Le paysage des sites en ligne se compose aussi de Rue89, du Bondy Blog, de Slate.fr, d’Atlantico, du Huffington Post à la française, de Franceinfo ou encore de Spicee, dédié aux documentaires en ligne. Et deux sites se rapprochent de Mediapart quant à leur attachement à l’indépendance : Arrêt sur images, qui décrypte l’actualité des médias, et Les Jours, fondé cette année par d’anciens journalistes de Libération. Au rythme des séries, ils ont choisi d’y creuser une quinzaine d’obsessions, comme la politique vue à travers la vie quotidienne de trois députés, l’école depuis une classe de collège, l’empire Bolloré, la Turquie ou encore… le Luxembourg (une obsession baptisée « La grande évasion.
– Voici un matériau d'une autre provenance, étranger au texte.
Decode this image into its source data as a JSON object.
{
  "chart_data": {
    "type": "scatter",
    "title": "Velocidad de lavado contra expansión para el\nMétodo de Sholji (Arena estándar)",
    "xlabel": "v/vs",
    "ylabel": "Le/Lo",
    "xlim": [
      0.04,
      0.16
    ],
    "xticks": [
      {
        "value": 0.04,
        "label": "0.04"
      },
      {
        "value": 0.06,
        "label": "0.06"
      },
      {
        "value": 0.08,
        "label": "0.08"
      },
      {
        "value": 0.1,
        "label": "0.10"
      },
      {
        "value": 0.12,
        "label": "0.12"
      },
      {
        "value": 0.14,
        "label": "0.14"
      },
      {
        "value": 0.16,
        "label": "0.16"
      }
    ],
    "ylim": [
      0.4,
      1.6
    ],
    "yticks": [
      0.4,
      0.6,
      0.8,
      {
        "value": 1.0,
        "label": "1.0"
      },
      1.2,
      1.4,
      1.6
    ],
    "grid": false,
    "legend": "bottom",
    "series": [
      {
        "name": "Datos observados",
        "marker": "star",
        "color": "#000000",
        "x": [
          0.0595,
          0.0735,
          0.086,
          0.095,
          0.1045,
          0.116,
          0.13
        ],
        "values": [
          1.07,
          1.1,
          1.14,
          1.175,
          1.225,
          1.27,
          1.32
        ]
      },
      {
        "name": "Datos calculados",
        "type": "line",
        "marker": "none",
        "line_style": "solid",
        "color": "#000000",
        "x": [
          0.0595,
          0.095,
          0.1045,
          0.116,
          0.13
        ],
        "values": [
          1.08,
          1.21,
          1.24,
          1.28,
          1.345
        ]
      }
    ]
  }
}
Luxembourg, calme et volupté »).
Mais cette riche éclosion n’est pas un chemin pavé de roses. Concilier indépendance et équilibre financier reste difficile. Certains titres sont structurellement en déficit, comme le mensuel environnemental Terraeco, fondé à Nantes en 2004 et liquidé début 2016, faute de repreneur.
Il faut dire que la réforme des aides publiques à la presse se fait attendre. En 2014, le journal le plus aidé restait Le Figaro, pourtant propriété de Serge Dassault, avec 15,2 millions d’euros, quand Le Monde diplomatique, par exemple, a touché quelque 320 000 euros. Mais le système devrait évoluer, avec une extension des aides pour les titres à faibles ressources publicitaires. Un besoin apparu criant après l’attentat contre Charlie Hebdo, qui a révélé une situation financière très précaire, alors que l’hebdomadaire satirique ne figurait pas même, en 2014, parmi les 200 titres les plus aidés du pays, contrairement par exemple à Closer.
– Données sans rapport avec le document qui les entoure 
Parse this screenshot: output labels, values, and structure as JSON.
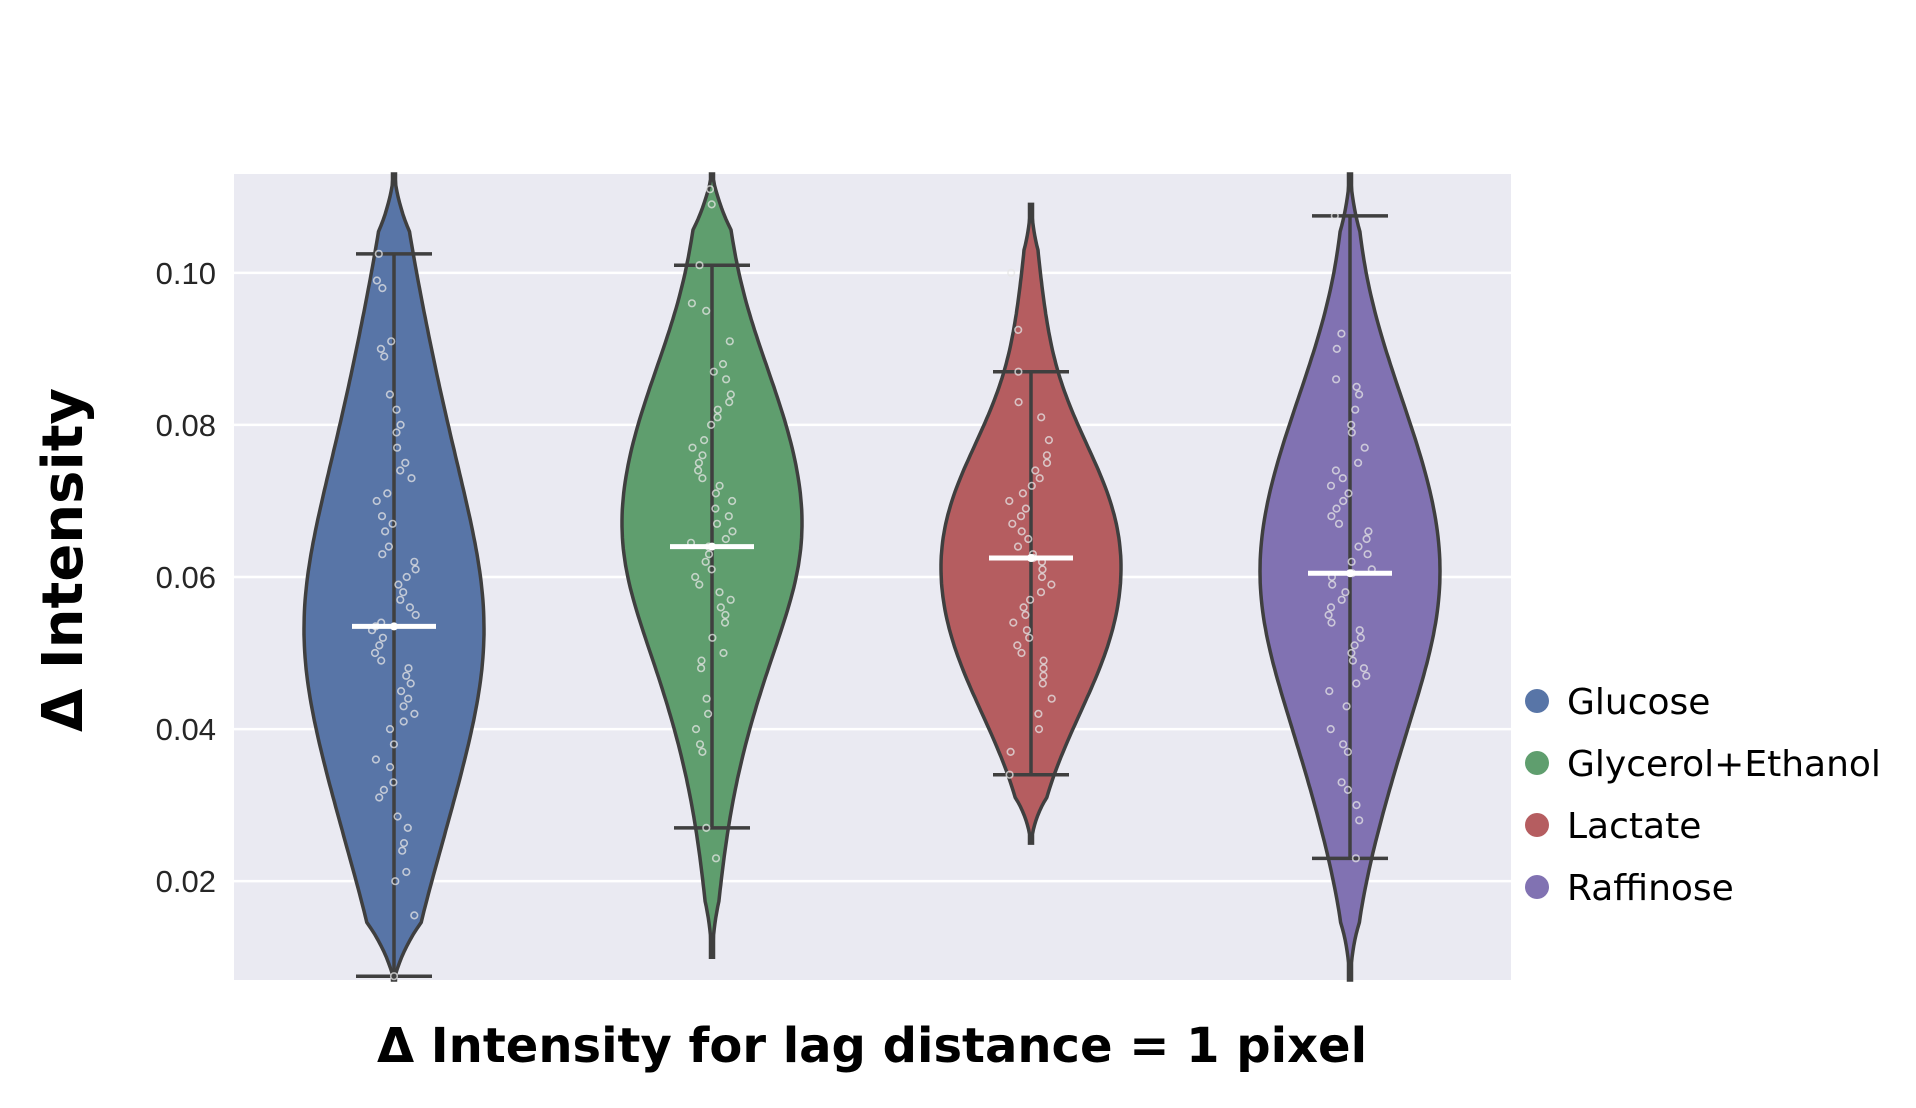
{
  "chart_data": {
    "type": "violin",
    "xlabel": "Δ Intensity for lag distance = 1 pixel",
    "ylabel": "Δ Intensity",
    "ylim": [
      0.007,
      0.113
    ],
    "yticks": [
      "0.02",
      "0.04",
      "0.06",
      "0.08",
      "0.10"
    ],
    "ytick_values": [
      0.02,
      0.04,
      0.06,
      0.08,
      0.1
    ],
    "grid": true,
    "legend_position": "right",
    "series": [
      {
        "name": "Glucose",
        "color": "#5875a7",
        "median": 0.0535,
        "whisker_low": 0.0075,
        "whisker_high": 0.1025,
        "kde_low": 0.007,
        "kde_high": 0.113,
        "bw": 0.012,
        "points": [
          0.0075,
          0.0155,
          0.02,
          0.0212,
          0.024,
          0.025,
          0.027,
          0.0285,
          0.031,
          0.032,
          0.033,
          0.035,
          0.036,
          0.038,
          0.04,
          0.041,
          0.042,
          0.043,
          0.044,
          0.045,
          0.046,
          0.047,
          0.048,
          0.049,
          0.05,
          0.051,
          0.052,
          0.053,
          0.0535,
          0.054,
          0.055,
          0.056,
          0.057,
          0.058,
          0.059,
          0.06,
          0.061,
          0.062,
          0.063,
          0.064,
          0.066,
          0.067,
          0.068,
          0.07,
          0.071,
          0.073,
          0.074,
          0.075,
          0.077,
          0.079,
          0.08,
          0.082,
          0.084,
          0.089,
          0.09,
          0.091,
          0.098,
          0.099,
          0.1025
        ]
      },
      {
        "name": "Glycerol+Ethanol",
        "color": "#5f9e6e",
        "median": 0.064,
        "whisker_low": 0.027,
        "whisker_high": 0.101,
        "kde_low": 0.01,
        "kde_high": 0.113,
        "bw": 0.0095,
        "points": [
          0.023,
          0.027,
          0.037,
          0.038,
          0.04,
          0.042,
          0.044,
          0.048,
          0.049,
          0.05,
          0.052,
          0.054,
          0.055,
          0.056,
          0.057,
          0.058,
          0.059,
          0.06,
          0.061,
          0.062,
          0.063,
          0.064,
          0.0645,
          0.065,
          0.066,
          0.067,
          0.068,
          0.069,
          0.07,
          0.071,
          0.072,
          0.073,
          0.074,
          0.075,
          0.076,
          0.077,
          0.078,
          0.08,
          0.081,
          0.082,
          0.083,
          0.084,
          0.086,
          0.087,
          0.088,
          0.091,
          0.095,
          0.096,
          0.101,
          0.109,
          0.111
        ]
      },
      {
        "name": "Lactate",
        "color": "#b55d60",
        "median": 0.0625,
        "whisker_low": 0.034,
        "whisker_high": 0.087,
        "kde_low": 0.025,
        "kde_high": 0.109,
        "bw": 0.008,
        "points": [
          0.034,
          0.037,
          0.04,
          0.042,
          0.044,
          0.046,
          0.047,
          0.048,
          0.049,
          0.05,
          0.051,
          0.052,
          0.053,
          0.054,
          0.055,
          0.056,
          0.057,
          0.058,
          0.059,
          0.06,
          0.061,
          0.062,
          0.0625,
          0.063,
          0.064,
          0.065,
          0.066,
          0.067,
          0.068,
          0.069,
          0.07,
          0.071,
          0.072,
          0.073,
          0.074,
          0.075,
          0.076,
          0.078,
          0.081,
          0.083,
          0.087,
          0.0925,
          0.1
        ]
      },
      {
        "name": "Raffinose",
        "color": "#8172b2",
        "median": 0.0605,
        "whisker_low": 0.023,
        "whisker_high": 0.1075,
        "kde_low": 0.007,
        "kde_high": 0.113,
        "bw": 0.0115,
        "points": [
          0.023,
          0.028,
          0.03,
          0.032,
          0.033,
          0.037,
          0.038,
          0.04,
          0.043,
          0.045,
          0.046,
          0.047,
          0.048,
          0.049,
          0.05,
          0.051,
          0.052,
          0.053,
          0.054,
          0.055,
          0.056,
          0.057,
          0.058,
          0.059,
          0.06,
          0.0605,
          0.061,
          0.062,
          0.063,
          0.064,
          0.065,
          0.066,
          0.067,
          0.068,
          0.069,
          0.07,
          0.071,
          0.072,
          0.073,
          0.074,
          0.075,
          0.077,
          0.079,
          0.08,
          0.082,
          0.084,
          0.085,
          0.086,
          0.09,
          0.092,
          0.1075
        ]
      }
    ]
  }
}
Les titres les plus en difficultés font désormais régulièrement appel aux dons, via l’association Presse et Pluralisme, créée fin 2007 pour recueillir les dons des particuliers (qui bénéficient ainsi d’une déduction de 66 pour cent du montant sur l’impôt sur le revenu). L’Humanité a lancé un grand appel en début d’année : avant l’été, 13 000 personnes avaient versé 1,8 million d’euros.
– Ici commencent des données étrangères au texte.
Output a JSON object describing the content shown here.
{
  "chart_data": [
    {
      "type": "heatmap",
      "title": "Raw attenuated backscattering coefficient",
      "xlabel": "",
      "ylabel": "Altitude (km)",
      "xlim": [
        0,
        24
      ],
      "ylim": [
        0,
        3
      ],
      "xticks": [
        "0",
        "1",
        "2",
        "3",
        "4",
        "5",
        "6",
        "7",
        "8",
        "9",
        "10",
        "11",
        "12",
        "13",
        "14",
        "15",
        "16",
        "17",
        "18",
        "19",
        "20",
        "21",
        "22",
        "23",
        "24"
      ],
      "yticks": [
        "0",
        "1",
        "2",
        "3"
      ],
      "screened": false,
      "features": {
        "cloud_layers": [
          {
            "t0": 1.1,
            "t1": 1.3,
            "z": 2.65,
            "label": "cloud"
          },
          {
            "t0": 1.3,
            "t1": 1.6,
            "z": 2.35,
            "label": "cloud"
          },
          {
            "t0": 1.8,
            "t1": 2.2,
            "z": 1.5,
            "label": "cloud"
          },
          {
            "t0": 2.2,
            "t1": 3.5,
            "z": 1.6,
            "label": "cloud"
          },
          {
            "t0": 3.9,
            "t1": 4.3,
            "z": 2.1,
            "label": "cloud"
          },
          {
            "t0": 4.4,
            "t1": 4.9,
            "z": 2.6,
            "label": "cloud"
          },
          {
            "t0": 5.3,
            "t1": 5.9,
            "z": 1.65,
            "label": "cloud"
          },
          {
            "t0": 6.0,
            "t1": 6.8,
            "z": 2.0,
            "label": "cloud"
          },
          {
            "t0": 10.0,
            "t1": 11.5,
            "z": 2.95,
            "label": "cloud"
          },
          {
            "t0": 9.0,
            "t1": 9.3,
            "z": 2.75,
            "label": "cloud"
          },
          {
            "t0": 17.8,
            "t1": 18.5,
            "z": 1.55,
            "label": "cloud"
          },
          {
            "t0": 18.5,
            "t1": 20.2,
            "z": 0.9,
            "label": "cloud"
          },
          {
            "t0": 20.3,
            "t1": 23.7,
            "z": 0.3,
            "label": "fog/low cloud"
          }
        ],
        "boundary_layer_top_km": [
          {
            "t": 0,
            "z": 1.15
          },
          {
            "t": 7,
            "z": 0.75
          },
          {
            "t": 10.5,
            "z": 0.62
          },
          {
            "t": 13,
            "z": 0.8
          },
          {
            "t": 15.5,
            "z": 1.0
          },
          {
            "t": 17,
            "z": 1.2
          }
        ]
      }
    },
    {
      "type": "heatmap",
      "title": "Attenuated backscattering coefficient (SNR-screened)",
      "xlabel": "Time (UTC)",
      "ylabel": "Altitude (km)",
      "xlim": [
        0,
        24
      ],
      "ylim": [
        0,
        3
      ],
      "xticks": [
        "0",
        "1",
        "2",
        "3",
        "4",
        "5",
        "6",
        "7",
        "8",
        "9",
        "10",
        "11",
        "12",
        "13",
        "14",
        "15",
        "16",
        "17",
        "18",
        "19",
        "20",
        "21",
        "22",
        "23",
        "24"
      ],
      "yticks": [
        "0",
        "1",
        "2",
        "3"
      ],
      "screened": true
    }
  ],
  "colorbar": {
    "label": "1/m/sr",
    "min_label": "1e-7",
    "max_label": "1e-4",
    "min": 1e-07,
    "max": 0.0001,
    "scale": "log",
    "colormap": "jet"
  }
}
D’autres titres ont eux décidé de mener des actions communes. Huit éditeurs de presse indépendants ont organisé conjointement, le 20 juillet dernier à Marseille, une première journée de rencontre de lecteurs : Alternatives économiques, Causette, Le 1, Philosophie magazine, Politis, Psychologies magazine, Sciences humaines et Society. D’autres villes suivront. Et dernière initiative en date : il y a trois semaines a été lancé un portail d'abonnements groupés à plusieurs sites d'information sans publicité. Baptisé La Presse Libre, il réunit pour l’instant Arrêt sur images, Hors-Série (des entretiens filmés sur internet) et Next Impact (l’actualité high-tech).